А пока нужно успокоиться. И я спокоен. Спокоен как удав, как слон, как олимпиец, как олимпийский удав, как удавленный олимпиец, как… Я зевнул, как спать хочется! Мысли утомляют. Приходите, берите меня, плевать. Если придёт полиция, всё будет кончено, если герой-одиночка, я его выслежу и зарежу, а если шутник, я его тем более выслежу и зарежу два раза. Всё закончится, так или иначе. Я повернулся на бок, прижал к груди нож и блаженно закрыл глаза. Мутный тяжёлый сон придавил мою голову к подушке.
Под утро начали всплывать неоформленные мысли и зыбкие воспоминания.
В первые дни после Её смерти, я лежал, смотрел на гипс и пытался представить, что сейчас происходит с ней.

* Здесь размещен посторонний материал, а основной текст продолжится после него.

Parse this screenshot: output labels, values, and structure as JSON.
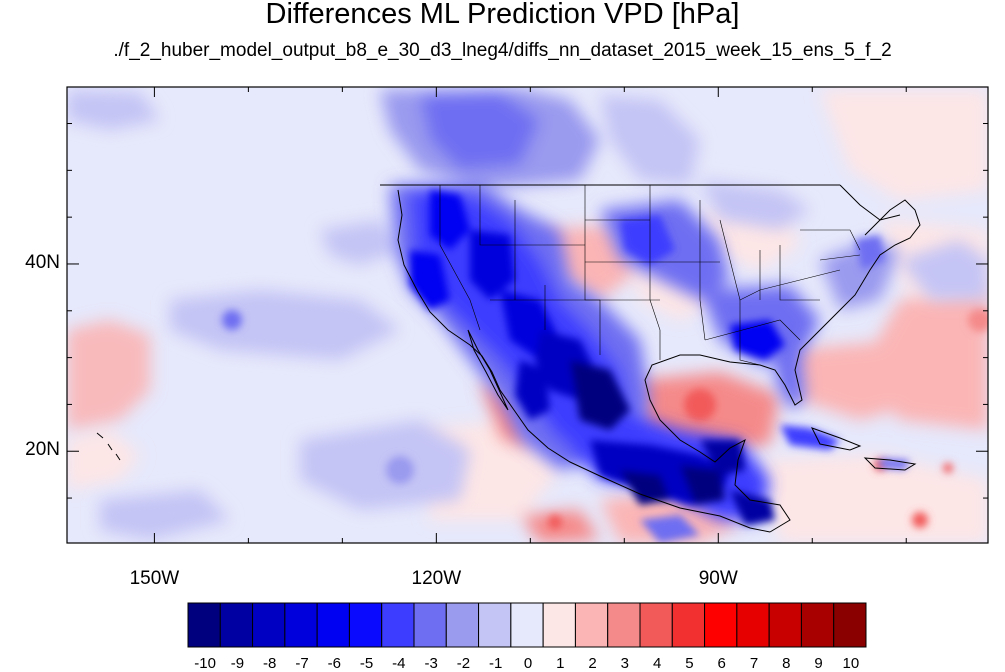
{
  "title": "Differences ML Prediction VPD [hPa]",
  "subtitle": "./f_2_huber_model_output_b8_e_30_d3_lneg4/diffs_nn_dataset_2015_week_15_ens_5_f_2",
  "map": {
    "projection": "cylindrical equidistant",
    "lon_range": [
      -159.3,
      -61.3
    ],
    "lat_range": [
      10.2,
      58.9
    ],
    "lon_ticks": [
      {
        "lon": -150,
        "label": "150W"
      },
      {
        "lon": -120,
        "label": "120W"
      },
      {
        "lon": -90,
        "label": "90W"
      }
    ],
    "lat_ticks": [
      {
        "lat": 40,
        "label": "40N"
      },
      {
        "lat": 20,
        "label": "20N"
      }
    ]
  },
  "colorbar": {
    "labels": [
      "-10",
      "-9",
      "-8",
      "-7",
      "-6",
      "-5",
      "-4",
      "-3",
      "-2",
      "-1",
      "0",
      "1",
      "2",
      "3",
      "4",
      "5",
      "6",
      "7",
      "8",
      "9",
      "10"
    ],
    "colors": [
      "#00007f",
      "#0000a2",
      "#0000c2",
      "#0000dd",
      "#0000f2",
      "#0a0aff",
      "#3d3dff",
      "#6e6ef2",
      "#9a9aef",
      "#c4c4f5",
      "#e6e8fb",
      "#fde6e6",
      "#fbb5b5",
      "#f58a8a",
      "#f25a5a",
      "#f23030",
      "#ff0000",
      "#e60000",
      "#c80000",
      "#a80000",
      "#8a0000"
    ]
  },
  "colors": {
    "ocean_background": "#e6e8fb",
    "coastline": "#000000"
  }
}
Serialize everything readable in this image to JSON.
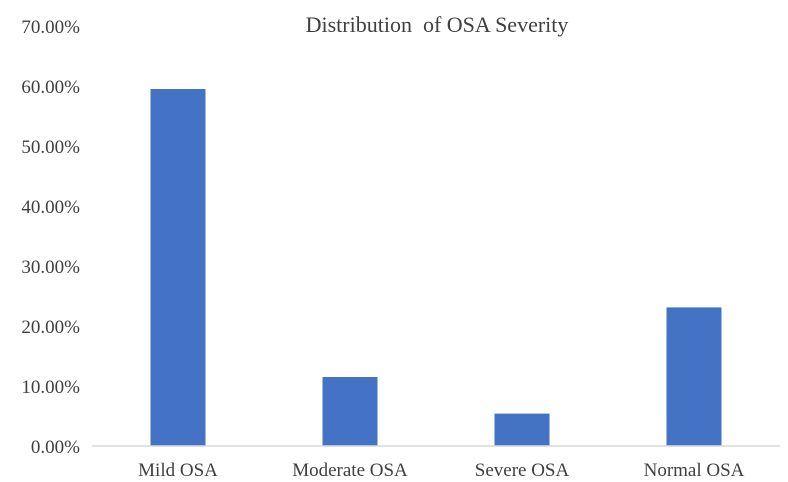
{
  "chart_data": {
    "type": "bar",
    "title": "Distribution  of OSA Severity",
    "categories": [
      "Mild OSA",
      "Moderate OSA",
      "Severe OSA",
      "Normal OSA"
    ],
    "values": [
      59.5,
      11.5,
      5.4,
      23.1
    ],
    "ylim": [
      0,
      70
    ],
    "yticks": [
      0,
      10,
      20,
      30,
      40,
      50,
      60,
      70
    ],
    "ytick_labels": [
      "0.00%",
      "10.00%",
      "20.00%",
      "30.00%",
      "40.00%",
      "50.00%",
      "60.00%",
      "70.00%"
    ],
    "xlabel": "",
    "ylabel": "",
    "grid": false,
    "bar_color": "#4472C4",
    "axis_color": "#D9D9D9"
  }
}
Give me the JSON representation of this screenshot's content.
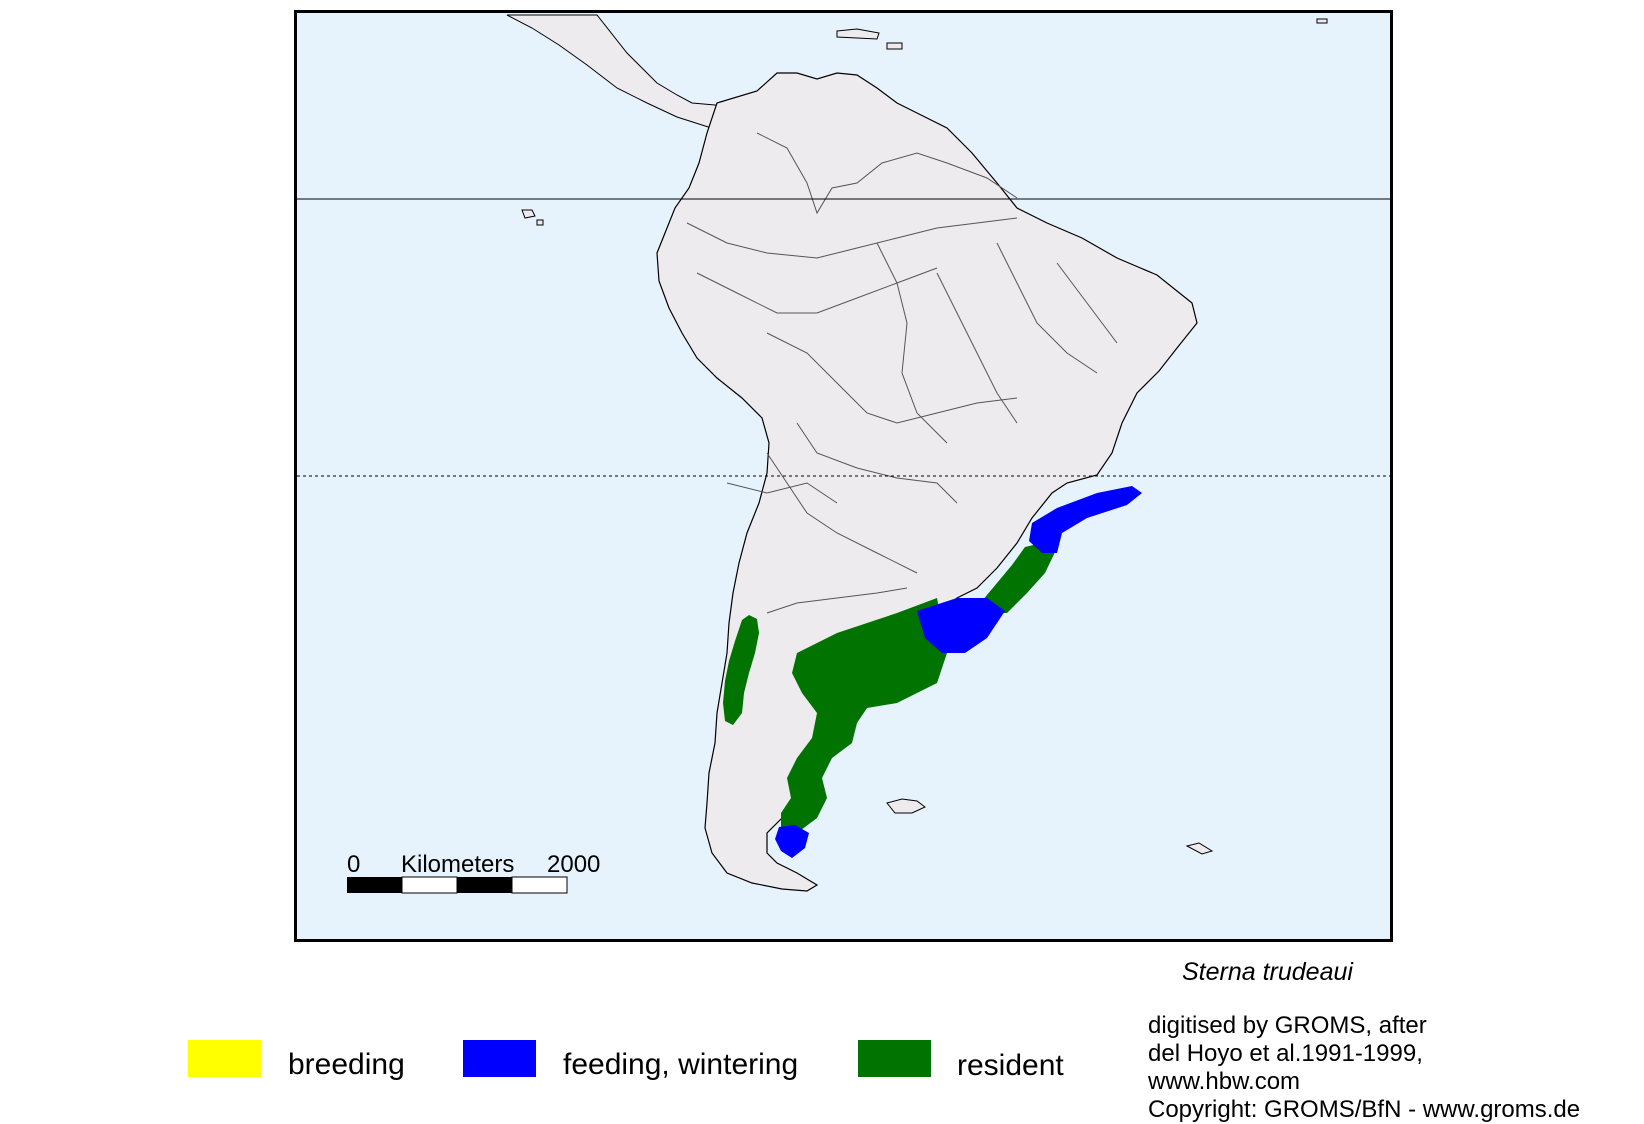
{
  "map": {
    "species": "Sterna trudeaui",
    "scale_bar": {
      "zero": "0",
      "unit": "Kilometers",
      "max": "2000"
    },
    "colors": {
      "ocean": "#e6f2fc",
      "land": "#eeebef",
      "breeding": "#ffff00",
      "feeding_wintering": "#0000ff",
      "resident": "#007300"
    }
  },
  "legend": [
    {
      "key": "breeding",
      "label": "breeding",
      "color": "#ffff00"
    },
    {
      "key": "feeding_wintering",
      "label": "feeding, wintering",
      "color": "#0000ff"
    },
    {
      "key": "resident",
      "label": "resident",
      "color": "#007300"
    }
  ],
  "credits": [
    "digitised by GROMS, after",
    "del Hoyo et al.1991-1999,",
    "www.hbw.com",
    "Copyright: GROMS/BfN - www.groms.de"
  ]
}
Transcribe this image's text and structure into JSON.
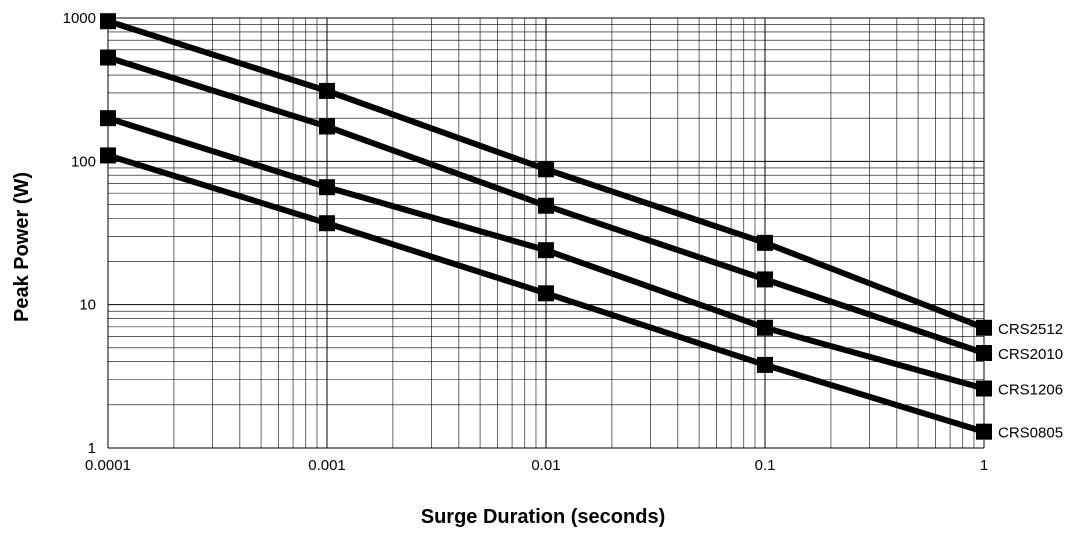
{
  "chart_data": {
    "type": "line",
    "title": "",
    "xlabel": "Surge Duration (seconds)",
    "ylabel": "Peak Power (W)",
    "x_scale": "log",
    "y_scale": "log",
    "xlim": [
      0.0001,
      1
    ],
    "ylim": [
      1,
      1000
    ],
    "grid": true,
    "x_ticks": [
      0.0001,
      0.001,
      0.01,
      0.1,
      1
    ],
    "x_tick_labels": [
      "0.0001",
      "0.001",
      "0.01",
      "0.1",
      "1"
    ],
    "y_ticks": [
      1,
      10,
      100,
      1000
    ],
    "y_tick_labels": [
      "1",
      "10",
      "100",
      "1000"
    ],
    "x": [
      0.0001,
      0.001,
      0.01,
      0.1,
      1
    ],
    "series": [
      {
        "name": "CRS2512",
        "values": [
          950,
          310,
          88,
          27,
          6.9
        ]
      },
      {
        "name": "CRS2010",
        "values": [
          530,
          175,
          49,
          15,
          4.6
        ]
      },
      {
        "name": "CRS1206",
        "values": [
          200,
          66,
          24,
          6.9,
          2.6
        ]
      },
      {
        "name": "CRS0805",
        "values": [
          110,
          37,
          12,
          3.8,
          1.3
        ]
      }
    ]
  }
}
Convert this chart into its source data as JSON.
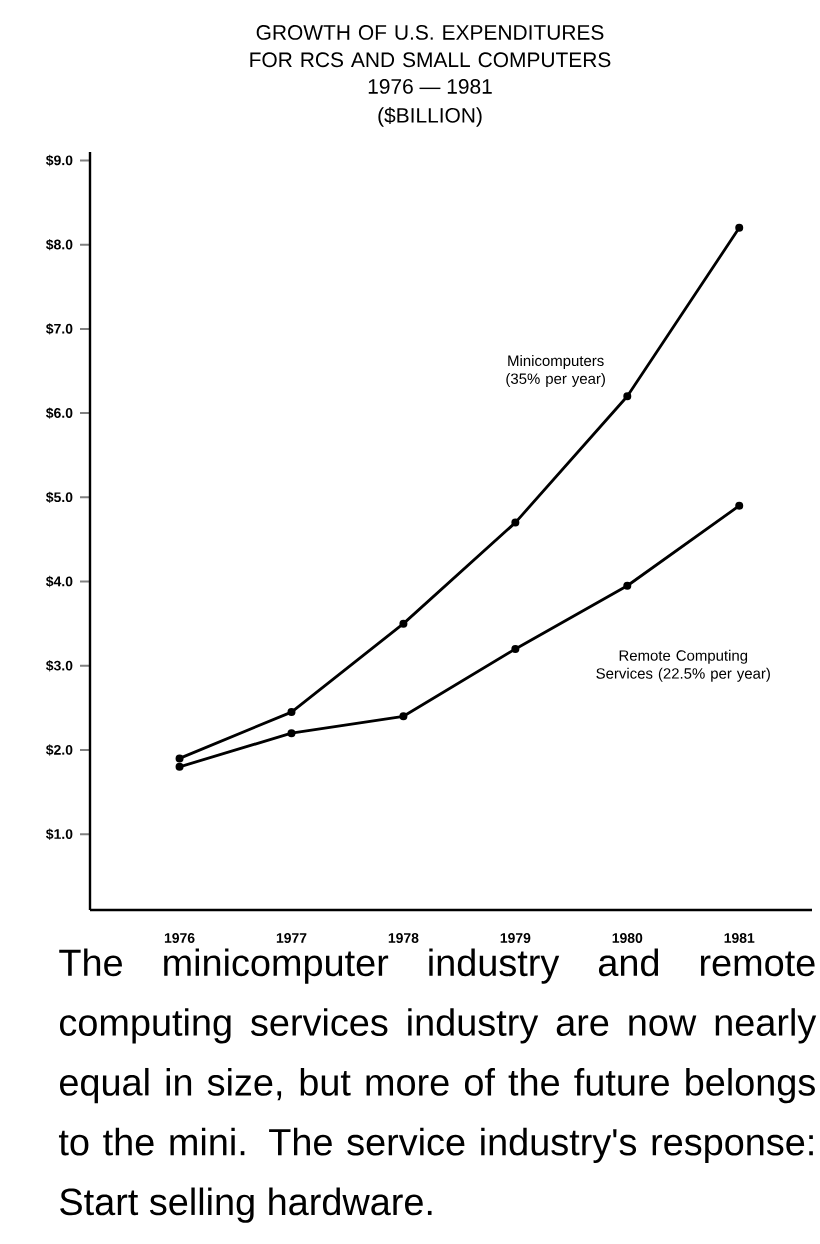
{
  "chart_data": {
    "type": "line",
    "title": "GROWTH OF U.S. EXPENDITURES FOR RCS AND SMALL COMPUTERS",
    "subtitle": "1976 — 1981",
    "ylabel": "($BILLION)",
    "x": [
      1976,
      1977,
      1978,
      1979,
      1980,
      1981
    ],
    "series": [
      {
        "name": "Minicomputers (35% per year)",
        "color": "#000000",
        "values": [
          1.9,
          2.45,
          3.5,
          4.7,
          6.2,
          8.2
        ]
      },
      {
        "name": "Remote Computing Services (22.5% per year)",
        "color": "#000000",
        "values": [
          1.8,
          2.2,
          2.4,
          3.2,
          3.95,
          4.9
        ]
      }
    ],
    "xlim": [
      1975.2,
      1981.65
    ],
    "ylim": [
      0.1,
      9.1
    ],
    "xticks": [
      1976,
      1977,
      1978,
      1979,
      1980,
      1981
    ],
    "yticks": [
      {
        "value": 1,
        "label": "$1.0"
      },
      {
        "value": 2,
        "label": "$2.0"
      },
      {
        "value": 3,
        "label": "$3.0"
      },
      {
        "value": 4,
        "label": "$4.0"
      },
      {
        "value": 5,
        "label": "$5.0"
      },
      {
        "value": 6,
        "label": "$6.0"
      },
      {
        "value": 7,
        "label": "$7.0"
      },
      {
        "value": 8,
        "label": "$8.0"
      },
      {
        "value": 9,
        "label": "$9.0"
      }
    ],
    "marker": "circle",
    "line_style": "solid",
    "annotations": [
      "The minicomputer industry and remote computing services industry are now nearly equal in size, but more of the future belongs to the mini. The service industry's response: Start selling hardware."
    ]
  }
}
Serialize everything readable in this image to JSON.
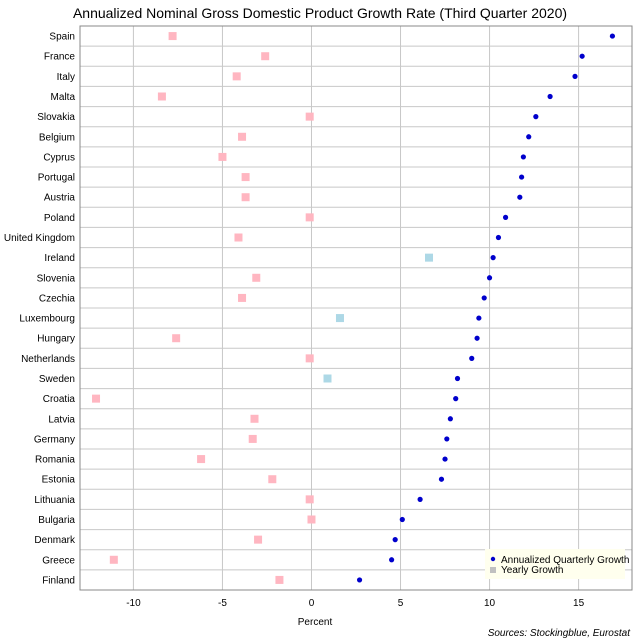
{
  "chart_data": {
    "type": "scatter",
    "title": "Annualized Nominal Gross Domestic Product Growth Rate (Third Quarter 2020)",
    "xlabel": "Percent",
    "ylabel": "",
    "xlim": [
      -13,
      18
    ],
    "xticks": [
      -10,
      -5,
      0,
      5,
      10,
      15
    ],
    "grid": true,
    "legend_position": "bottom-right",
    "source": "Sources: Stockingblue, Eurostat",
    "categories": [
      "Spain",
      "France",
      "Italy",
      "Malta",
      "Slovakia",
      "Belgium",
      "Cyprus",
      "Portugal",
      "Austria",
      "Poland",
      "United Kingdom",
      "Ireland",
      "Slovenia",
      "Czechia",
      "Luxembourg",
      "Hungary",
      "Netherlands",
      "Sweden",
      "Croatia",
      "Latvia",
      "Germany",
      "Romania",
      "Estonia",
      "Lithuania",
      "Bulgaria",
      "Denmark",
      "Greece",
      "Finland"
    ],
    "series": [
      {
        "name": "Annualized Quarterly Growth",
        "marker": "circle",
        "color": "#0000cc",
        "values": [
          16.9,
          15.2,
          14.8,
          13.4,
          12.6,
          12.2,
          11.9,
          11.8,
          11.7,
          10.9,
          10.5,
          10.2,
          10.0,
          9.7,
          9.4,
          9.3,
          9.0,
          8.2,
          8.1,
          7.8,
          7.6,
          7.5,
          7.3,
          6.1,
          5.1,
          4.7,
          4.5,
          2.7
        ]
      },
      {
        "name": "Yearly Growth",
        "marker": "square",
        "positive_color": "#add8e6",
        "negative_color": "#ffb6c1",
        "values": [
          -7.8,
          -2.6,
          -4.2,
          -8.4,
          -0.1,
          -3.9,
          -5.0,
          -3.7,
          -3.7,
          -0.1,
          -4.1,
          6.6,
          -3.1,
          -3.9,
          1.6,
          -7.6,
          -0.1,
          0.9,
          -12.1,
          -3.2,
          -3.3,
          -6.2,
          -2.2,
          -0.1,
          0.0,
          -3.0,
          -11.1,
          -1.8
        ]
      }
    ]
  }
}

Вот её привезли в морг. Она не чувствует ничем не сбиваемый запах формальдегида и смерти. Её обнажённое тело лежит на столе со стоком в ногах, но ей не стыдно. Её лицо спокойно и умиротворено. Я ни разу не видел её обнажённой. Зато чужие люди, санитары и патологоанатом любуются на её тело. Хотя, наверное, они видали и получше. Для них – она всего лишь нудная повседневная работа. Интересно, они жалеют её, говорят, как жаль, что она умерла такой молодой и красивой, или тихо злорадствуют гибели богатенькой сучки?
Вот они обедают борщом, который приносят в банках из дома. Смеются, рассказывают анекдоты, чтобы таким нехитрым способом обмануть смерть. Врач опрокидывают рюмку для затравки.
Я смотрел в потолок и словно наблюдал, как на её белом теле появляются первые разрезы. Будто я стал ясновидцем и умею видеть недосягаемое. А может, я парил в дурманном полусне, и мне виделось, как патологоанатом вытаскивает из её тела внутренности. Изорванное кинжалом сердце, печень, лёгкие. Как ей вскрывают затылочную часть черепа. Её прекрасное лицо безжизненно спокойно, когда ей натягивают кожу с затылка на лоб, чтобы вытащить мозг.
Внутри всё леденеет. Я чувствую всё, что происходит c её телом вместо неё. Потому что она уже далеко, где-то в нигде, куда я её отправил.
Вот другой день, зашили холодную, ставшую резиновой кожу, чёрные крашеные волосы снова обрамляют неподвижное лицо. Люди скажут, красива, как при жизни. Тело обмыли и наряжают в платье. Хотелось бы увидеть, жаль не могу присутствовать на похоронах.